Can't see numpy etc after upgrading Python on Ubuntu

Chris Angelico rosuav at
Tue Dec 20 00:36:15 EST 2016

On Tue, Dec 20, 2016 at 4:08 PM,  <ozpeterballard at> wrote:
> I use Python on Ubuntu 12.04. Recently I upgraded Python from 2.7.3 to 2.7.12. I did the upgrade via the source, i.e. download (from ), tar, ./config, sudo make install.
> After the upgrade, python could no longer see the 3rd party modules I use (numpy, scipy, matplotlib, cython). I can point PYTHONPATH to the cython files, but I can't work out how to include numpy, scipy and matplotlib.
> It's no good asking Ubuntu to upgrade, because apt-get tells me that numpy, scipy and matplotlib are all up to date.
> So what do I do so I can see these packages again?

First off, you're running a still-in-support old version of Ubuntu, so
check whether you can upgrade Python using apt-get. Check not just the
version number, but any features you need. I don't know whether Ubuntu
do this, but Red Hat often backport bug fixes and security patches
onto older builds of Python; what you get is named according to the
oldest component in it, but might well have a number of newer

But once you decide to build Python from source, you have to choose
between overwriting your existing Python (probably in /usr/bin) or
creating a new one (in /usr/local/bin).
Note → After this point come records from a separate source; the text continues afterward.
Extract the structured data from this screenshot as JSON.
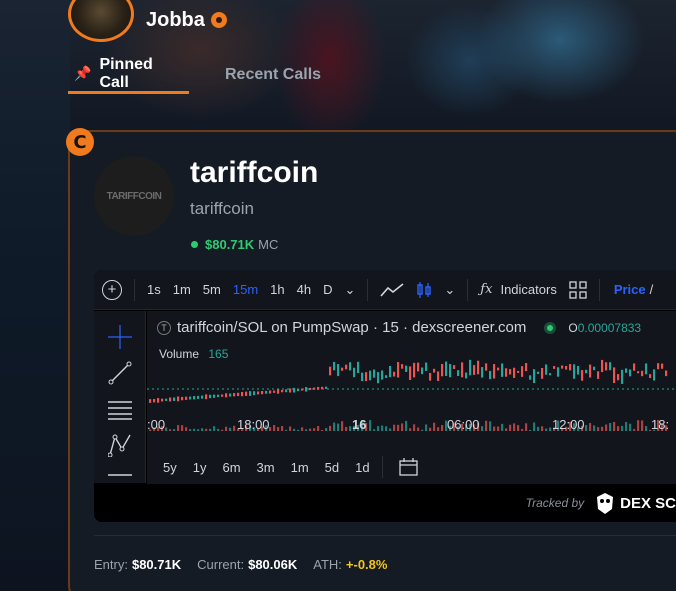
{
  "profile": {
    "username": "Jobba"
  },
  "tabs": [
    {
      "label": "Pinned Call",
      "active": true
    },
    {
      "label": "Recent Calls",
      "active": false
    }
  ],
  "token": {
    "logo_text": "TARIFFCOIN",
    "name": "tariffcoin",
    "ticker": "tariffcoin",
    "market_cap": "$80.71K",
    "market_cap_label": "MC"
  },
  "chart_toolbar": {
    "timeframes": [
      "1s",
      "1m",
      "5m",
      "15m",
      "1h",
      "4h",
      "D"
    ],
    "active_timeframe": "15m",
    "indicators_label": "Indicators",
    "price_label": "Price",
    "price_sep": "/"
  },
  "chart": {
    "pair_title": "tariffcoin/SOL on PumpSwap · 15 · dexscreener.com",
    "pair_badge": "T",
    "ohlc_o_label": "O",
    "ohlc_o_value": "0.00007833",
    "volume_label": "Volume",
    "volume_value": "165",
    "time_labels": [
      ":00",
      "18:00",
      "16",
      "06:00",
      "12:00",
      "18:"
    ],
    "ranges": [
      "5y",
      "1y",
      "6m",
      "3m",
      "1m",
      "5d",
      "1d"
    ]
  },
  "tracked": {
    "label": "Tracked by",
    "brand": "DEX SC"
  },
  "stats": {
    "entry_label": "Entry:",
    "entry_value": "$80.71K",
    "current_label": "Current:",
    "current_value": "$80.06K",
    "ath_label": "ATH:",
    "ath_value": "+-0.8%"
  },
  "colors": {
    "accent": "#f07a1e",
    "positive": "#2ecc71",
    "candle_up": "#26a69a",
    "candle_down": "#ef5350",
    "active_blue": "#2962ff",
    "ath": "#f5c518"
  },
  "icons": [
    "pin-icon",
    "verified-icon",
    "call-badge-icon",
    "plus-icon",
    "line-chart-icon",
    "candles-icon",
    "fx-icon",
    "layout-icon",
    "crosshair-icon",
    "trendline-icon",
    "fib-icon",
    "pattern-icon",
    "date-range-icon",
    "dex-owl-icon"
  ]
}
By default, untarring,
configuring without args, building, and installing, will give you
something in /usr/local/bin - which most likely means you're leaving
behind all the Python modules installed with apt-get. You also won't
touch anything that uses libpython, or anything like that. This is the
safe option. So, how do you get numpy etc into your new Python? Most
likely, using pip. Try this:

sudo apt-get build-dep python-numpy
sudo python -m pip install numpy

That'll build numpy from source. (I may have the package name wrong;
that's what it's called on my Debian, but it might be different on
Ubuntu.) It'll take a while, so if you're on a system with a slow CPU
and/or not much memory, be patient. But that should get numpy going
for you.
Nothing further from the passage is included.